La photo d’un enfant new-yorkais ému aux larmes en évoquant son homosexualité a suscité un certain scepticisme. A quel âge prend-on conscience de son homosexualité? L’avis du pédopsychiatre Xavier Pommereau.
Ses larmes ont fait le tour du monde. Assis sur le perron de son immeuble, un jeune new-yorkais pleure. Pas pour une histoire de goûter volé ou de mauvaise note, c’est pour son avenir que cet enfant s’inquiète. « Je suis homosexuel et j’ai peur pour mon futur, peur que les gens ne m’aiment pas », confie-t-il sur le blog d’un photographe de « rue américain ».

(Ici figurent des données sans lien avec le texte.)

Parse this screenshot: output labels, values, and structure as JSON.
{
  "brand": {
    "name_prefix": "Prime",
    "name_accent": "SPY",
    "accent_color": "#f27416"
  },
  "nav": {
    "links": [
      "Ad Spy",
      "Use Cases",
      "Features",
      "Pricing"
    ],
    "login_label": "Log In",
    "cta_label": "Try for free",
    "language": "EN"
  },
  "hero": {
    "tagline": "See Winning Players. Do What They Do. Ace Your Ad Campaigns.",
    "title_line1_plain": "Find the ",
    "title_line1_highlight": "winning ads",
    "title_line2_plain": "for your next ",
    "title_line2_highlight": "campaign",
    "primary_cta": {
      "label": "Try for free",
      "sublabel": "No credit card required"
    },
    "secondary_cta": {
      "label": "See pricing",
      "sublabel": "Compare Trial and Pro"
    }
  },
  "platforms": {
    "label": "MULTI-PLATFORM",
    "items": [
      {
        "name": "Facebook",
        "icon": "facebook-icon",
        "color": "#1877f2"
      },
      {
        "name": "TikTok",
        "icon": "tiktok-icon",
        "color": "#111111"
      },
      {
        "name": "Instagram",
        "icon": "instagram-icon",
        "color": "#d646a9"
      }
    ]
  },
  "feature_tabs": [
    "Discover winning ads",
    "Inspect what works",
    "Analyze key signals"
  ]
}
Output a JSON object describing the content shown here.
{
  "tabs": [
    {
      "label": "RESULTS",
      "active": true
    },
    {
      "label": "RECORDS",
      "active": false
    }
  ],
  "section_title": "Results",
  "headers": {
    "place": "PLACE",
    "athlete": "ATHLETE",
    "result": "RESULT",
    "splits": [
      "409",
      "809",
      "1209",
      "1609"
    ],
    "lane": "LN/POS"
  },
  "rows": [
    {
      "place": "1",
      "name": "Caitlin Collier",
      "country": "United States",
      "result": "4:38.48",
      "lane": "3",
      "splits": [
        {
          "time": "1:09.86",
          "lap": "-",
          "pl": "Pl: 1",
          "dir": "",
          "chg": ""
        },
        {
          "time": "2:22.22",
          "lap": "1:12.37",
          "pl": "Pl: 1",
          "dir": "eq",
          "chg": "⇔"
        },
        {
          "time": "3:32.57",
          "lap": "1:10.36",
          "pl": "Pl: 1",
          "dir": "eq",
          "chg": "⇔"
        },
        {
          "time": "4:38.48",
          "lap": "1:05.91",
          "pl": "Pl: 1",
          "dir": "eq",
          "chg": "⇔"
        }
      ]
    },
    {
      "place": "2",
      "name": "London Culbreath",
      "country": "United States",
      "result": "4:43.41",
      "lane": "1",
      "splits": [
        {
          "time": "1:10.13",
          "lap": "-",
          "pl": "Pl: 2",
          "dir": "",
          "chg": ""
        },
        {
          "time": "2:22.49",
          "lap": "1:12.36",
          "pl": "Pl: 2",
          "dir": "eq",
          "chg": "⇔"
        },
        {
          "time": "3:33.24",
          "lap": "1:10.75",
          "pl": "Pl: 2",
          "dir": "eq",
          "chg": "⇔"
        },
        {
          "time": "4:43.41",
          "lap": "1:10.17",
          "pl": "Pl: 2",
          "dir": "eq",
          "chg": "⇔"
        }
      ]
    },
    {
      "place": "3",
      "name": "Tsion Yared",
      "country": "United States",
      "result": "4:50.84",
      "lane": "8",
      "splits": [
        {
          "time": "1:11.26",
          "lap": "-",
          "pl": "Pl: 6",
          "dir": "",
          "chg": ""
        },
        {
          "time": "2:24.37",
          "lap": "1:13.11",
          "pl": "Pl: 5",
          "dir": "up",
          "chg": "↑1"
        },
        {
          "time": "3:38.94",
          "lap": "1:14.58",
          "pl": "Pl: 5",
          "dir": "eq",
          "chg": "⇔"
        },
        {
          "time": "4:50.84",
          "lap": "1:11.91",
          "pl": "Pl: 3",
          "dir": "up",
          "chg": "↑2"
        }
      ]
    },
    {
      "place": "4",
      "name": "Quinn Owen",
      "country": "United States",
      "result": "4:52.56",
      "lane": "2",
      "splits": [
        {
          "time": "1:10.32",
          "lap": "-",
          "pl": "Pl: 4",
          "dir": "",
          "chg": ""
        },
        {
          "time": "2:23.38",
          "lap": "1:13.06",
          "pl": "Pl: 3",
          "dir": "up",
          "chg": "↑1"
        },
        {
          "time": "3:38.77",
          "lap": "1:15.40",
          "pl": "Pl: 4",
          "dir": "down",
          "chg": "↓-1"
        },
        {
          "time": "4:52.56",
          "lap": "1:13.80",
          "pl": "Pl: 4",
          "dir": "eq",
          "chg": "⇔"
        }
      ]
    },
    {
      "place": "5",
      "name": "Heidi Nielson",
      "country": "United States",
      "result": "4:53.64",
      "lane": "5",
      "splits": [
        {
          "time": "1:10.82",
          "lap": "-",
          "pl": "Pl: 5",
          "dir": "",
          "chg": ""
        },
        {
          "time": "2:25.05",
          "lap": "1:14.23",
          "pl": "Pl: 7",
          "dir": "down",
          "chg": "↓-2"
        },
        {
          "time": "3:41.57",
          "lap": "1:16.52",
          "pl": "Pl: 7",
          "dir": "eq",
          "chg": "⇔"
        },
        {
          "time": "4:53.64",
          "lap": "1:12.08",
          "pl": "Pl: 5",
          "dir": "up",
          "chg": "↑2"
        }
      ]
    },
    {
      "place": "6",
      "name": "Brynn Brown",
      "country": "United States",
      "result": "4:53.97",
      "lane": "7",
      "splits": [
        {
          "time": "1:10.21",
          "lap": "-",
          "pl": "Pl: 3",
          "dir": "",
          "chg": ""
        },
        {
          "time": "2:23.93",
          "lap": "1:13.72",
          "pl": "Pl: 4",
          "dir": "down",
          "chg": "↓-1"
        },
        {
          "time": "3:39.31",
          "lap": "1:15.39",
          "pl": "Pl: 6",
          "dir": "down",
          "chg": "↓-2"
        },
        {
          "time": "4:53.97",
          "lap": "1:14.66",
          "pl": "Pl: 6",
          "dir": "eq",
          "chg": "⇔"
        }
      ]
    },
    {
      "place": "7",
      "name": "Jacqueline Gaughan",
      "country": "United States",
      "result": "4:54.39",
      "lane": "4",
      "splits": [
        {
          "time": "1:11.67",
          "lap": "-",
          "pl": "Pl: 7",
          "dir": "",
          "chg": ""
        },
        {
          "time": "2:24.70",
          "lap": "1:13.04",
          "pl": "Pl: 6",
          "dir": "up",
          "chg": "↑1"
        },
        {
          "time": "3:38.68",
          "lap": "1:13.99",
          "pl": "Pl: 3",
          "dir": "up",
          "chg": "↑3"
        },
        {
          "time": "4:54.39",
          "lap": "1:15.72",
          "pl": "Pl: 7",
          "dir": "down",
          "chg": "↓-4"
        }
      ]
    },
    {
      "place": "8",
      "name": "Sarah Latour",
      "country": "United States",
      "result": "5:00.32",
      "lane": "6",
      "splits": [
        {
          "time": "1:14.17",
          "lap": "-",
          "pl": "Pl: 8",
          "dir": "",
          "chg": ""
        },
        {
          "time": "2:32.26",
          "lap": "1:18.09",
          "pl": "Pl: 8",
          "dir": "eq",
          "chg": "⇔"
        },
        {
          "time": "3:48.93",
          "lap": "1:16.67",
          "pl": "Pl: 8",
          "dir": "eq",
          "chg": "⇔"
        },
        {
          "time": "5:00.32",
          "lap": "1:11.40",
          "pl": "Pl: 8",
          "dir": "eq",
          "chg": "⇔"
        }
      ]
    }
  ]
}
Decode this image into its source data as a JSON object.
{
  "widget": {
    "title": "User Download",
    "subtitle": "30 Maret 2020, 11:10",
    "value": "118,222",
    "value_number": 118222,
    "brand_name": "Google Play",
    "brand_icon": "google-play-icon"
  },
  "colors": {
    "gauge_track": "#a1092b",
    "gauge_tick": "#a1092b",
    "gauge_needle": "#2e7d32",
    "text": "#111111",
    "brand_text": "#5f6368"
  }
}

Publiée le 3 juillet, la photo a ému jusque dans les plus hautes sphères. En quelques jours, il a reçu des milliers de messages de soutiens. Hillary Clinton elle-même lui a promis « un avenir incroyable ». Au milieu de tous ces encouragements, certains ont dénoncé un cliché militant, arguant qu’à cet âge-là, on ne peut avoir conscience de son orientation sexuelle. L’avis de Xavier Pommereau, pédopsychiatre, directeur du pôle Adolescent au CHU de Bordeaux.
A quel âge prend-on conscience de son homosexualité?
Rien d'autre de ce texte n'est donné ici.